Ninety-five percent of cardiac arrest episodes are fatal because:
- The person is alone when it occurs.
- Bystanders don’t know how to use an AED.
- Bystanders don’t call 911 soon enough, or the emergency squad is too far away.
But once a defibrillator is implanted in your heart, your odds of survival jump to 98 or 99 percent. That’s because when an episode occurs, the ICD automatically delivers a shock to restart your heart within seconds.
Who needs an ICD?
Anyone at increased risk of sudden cardiac arrest is a candidate for an ICD. Having a low ejection fraction puts you at increased risk.
The ejection fraction — the amount of blood your heart pumps out with each beat — should be 50 to 60 percent. Certain conditions can lower your ejection fraction to 35 percent or less, such as a heart attack (myocardial infarction), or heart muscle disease (cardiomyopathy).
“Heart failure symptoms develop when the ejection fraction is low, usually with shortness of breath, swelling in the legs and abdomen, and fatigue on exertion,” says Dr. Wilkoff.
Implant timing varies
You can develop the need for an ICD with a cardiomyopathy, or have a heart attack, at any age. “You may need one in your 20s, but usually not until you’re in your 40s, 50s, 60s or 70s,” he says.

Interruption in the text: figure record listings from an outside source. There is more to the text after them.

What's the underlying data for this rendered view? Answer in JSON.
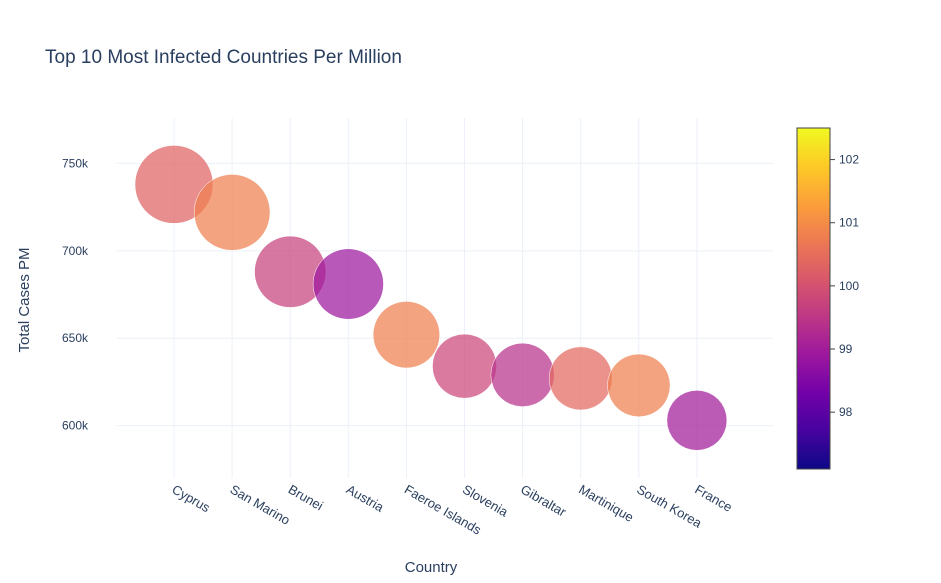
{
  "chart_data": {
    "type": "scatter",
    "title": "Top 10 Most Infected Countries Per Million",
    "xlabel": "Country",
    "ylabel": "Total Cases PM",
    "categories": [
      "Cyprus",
      "San Marino",
      "Brunei",
      "Austria",
      "Faeroe Islands",
      "Slovenia",
      "Gibraltar",
      "Martinique",
      "South Korea",
      "France"
    ],
    "y": [
      738000,
      722000,
      688000,
      681000,
      652000,
      634000,
      629000,
      627000,
      623000,
      603000
    ],
    "color_values": [
      100.3,
      100.8,
      99.7,
      98.9,
      100.8,
      99.8,
      99.4,
      100.4,
      100.8,
      99.0
    ],
    "ylim": [
      570000,
      776000
    ],
    "yticks": [
      600000,
      650000,
      700000,
      750000
    ],
    "ytick_labels": [
      "600k",
      "650k",
      "700k",
      "750k"
    ],
    "grid": true,
    "colorbar": {
      "range": [
        97.1,
        102.5
      ],
      "ticks": [
        98,
        99,
        100,
        101,
        102
      ],
      "tick_labels": [
        "98",
        "99",
        "100",
        "101",
        "102"
      ],
      "colorscale": [
        "#0d0887",
        "#46039f",
        "#7201a8",
        "#9c179e",
        "#bd3786",
        "#d8576b",
        "#ed7953",
        "#fb9f3a",
        "#fdca26",
        "#f0f921"
      ]
    }
  }
}
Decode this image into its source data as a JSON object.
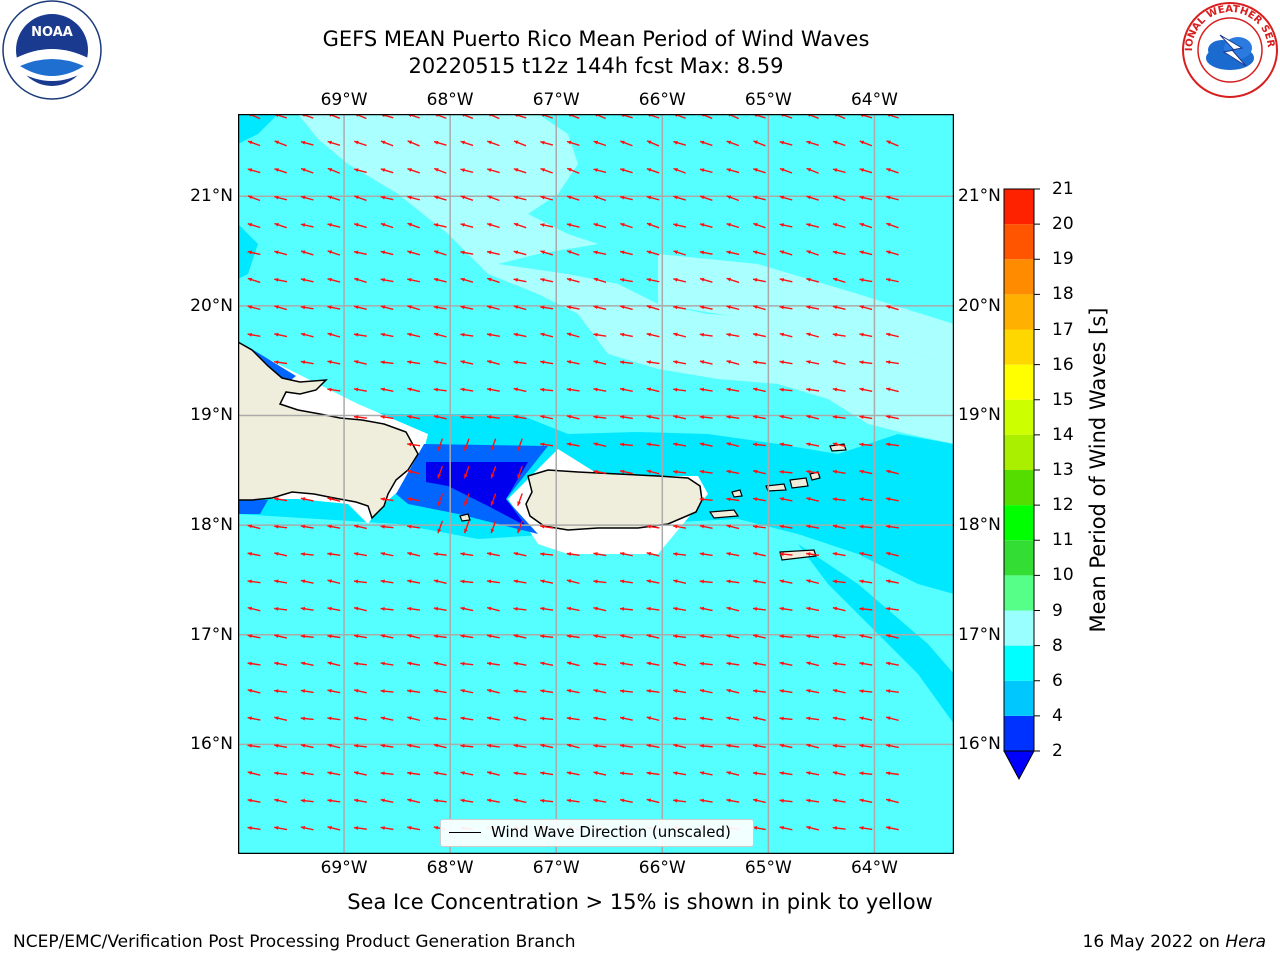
{
  "title": {
    "line1": "GEFS MEAN Puerto Rico Mean Period of Wind Waves",
    "line2": "20220515 t12z 144h fcst   Max: 8.59"
  },
  "logos": {
    "left_icon": "noaa-logo",
    "right_icon": "national-weather-service-logo",
    "nws_text": "NATIONAL WEATHER SERVICE"
  },
  "axes": {
    "lon_labels": [
      "69°W",
      "68°W",
      "67°W",
      "66°W",
      "65°W",
      "64°W"
    ],
    "lat_labels": [
      "21°N",
      "20°N",
      "19°N",
      "18°N",
      "17°N",
      "16°N"
    ],
    "lon_values": [
      -69,
      -68,
      -67,
      -66,
      -65,
      -64
    ],
    "lat_values": [
      21,
      20,
      19,
      18,
      17,
      16
    ],
    "lon_range": [
      -70,
      -63.25
    ],
    "lat_range": [
      15,
      21.75
    ]
  },
  "colorbar": {
    "title": "Mean Period of Wind Waves [s]",
    "ticks": [
      "2",
      "4",
      "6",
      "8",
      "9",
      "10",
      "11",
      "12",
      "13",
      "14",
      "15",
      "16",
      "17",
      "18",
      "19",
      "20",
      "21"
    ],
    "colors": [
      "#0032ff",
      "#00c8ff",
      "#00ffff",
      "#99ffff",
      "#55ff88",
      "#33dd33",
      "#00ff00",
      "#55dd00",
      "#aaee00",
      "#ccff00",
      "#ffff00",
      "#ffd700",
      "#ffb000",
      "#ff8c00",
      "#ff5500",
      "#ff2200",
      "#ff0000"
    ],
    "under_color": "#0000ff"
  },
  "legend": {
    "label": "Wind Wave Direction (unscaled)"
  },
  "note": "Sea Ice Concentration > 15% is shown in pink to yellow",
  "footer": {
    "left": "NCEP/EMC/Verification Post Processing Product Generation Branch",
    "right_prefix": "16 May 2022 on ",
    "right_machine": "Hera"
  },
  "map_colors": {
    "ocean_6_8": "#55ffff",
    "ocean_8_9": "#aaffff",
    "ocean_4_6": "#00e8ff",
    "ocean_2_4": "#0066ff",
    "ocean_lt2": "#0000ee",
    "land": "#efeedd",
    "arrows": "#ff1010"
  }
}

Your doctor will measure your ejection fraction with an echocardiogram and will also need an electrocardiogram (EKG). He or she will monitor your heart rhythm to see if it’s fast or slow and determine whether you need an ICD.
“You may not have your first episode of cardiac arrest until age 25, but the next episode may happen soon thereafter or not for another 10 years,” says Dr. Wilkoff. “Your risk increases over time, and if we wait for an event to occur, you may not survive.”
One of the biggest gains with the ICD: You’ll no longer have to worry about being alone when an arrhythmia occurs.
“Most of the time, you forget about the ICD. You can play active sports, golf, fly — do just about anything,” says Dr. Wilkoff. “Our monitoring is sophisticated, and we follow patients very carefully. If a problem should arise, we’ll know it before you do.”
Data from the ICD can be sent to the monitoring team from anywhere in the world, over the internet or by telephone.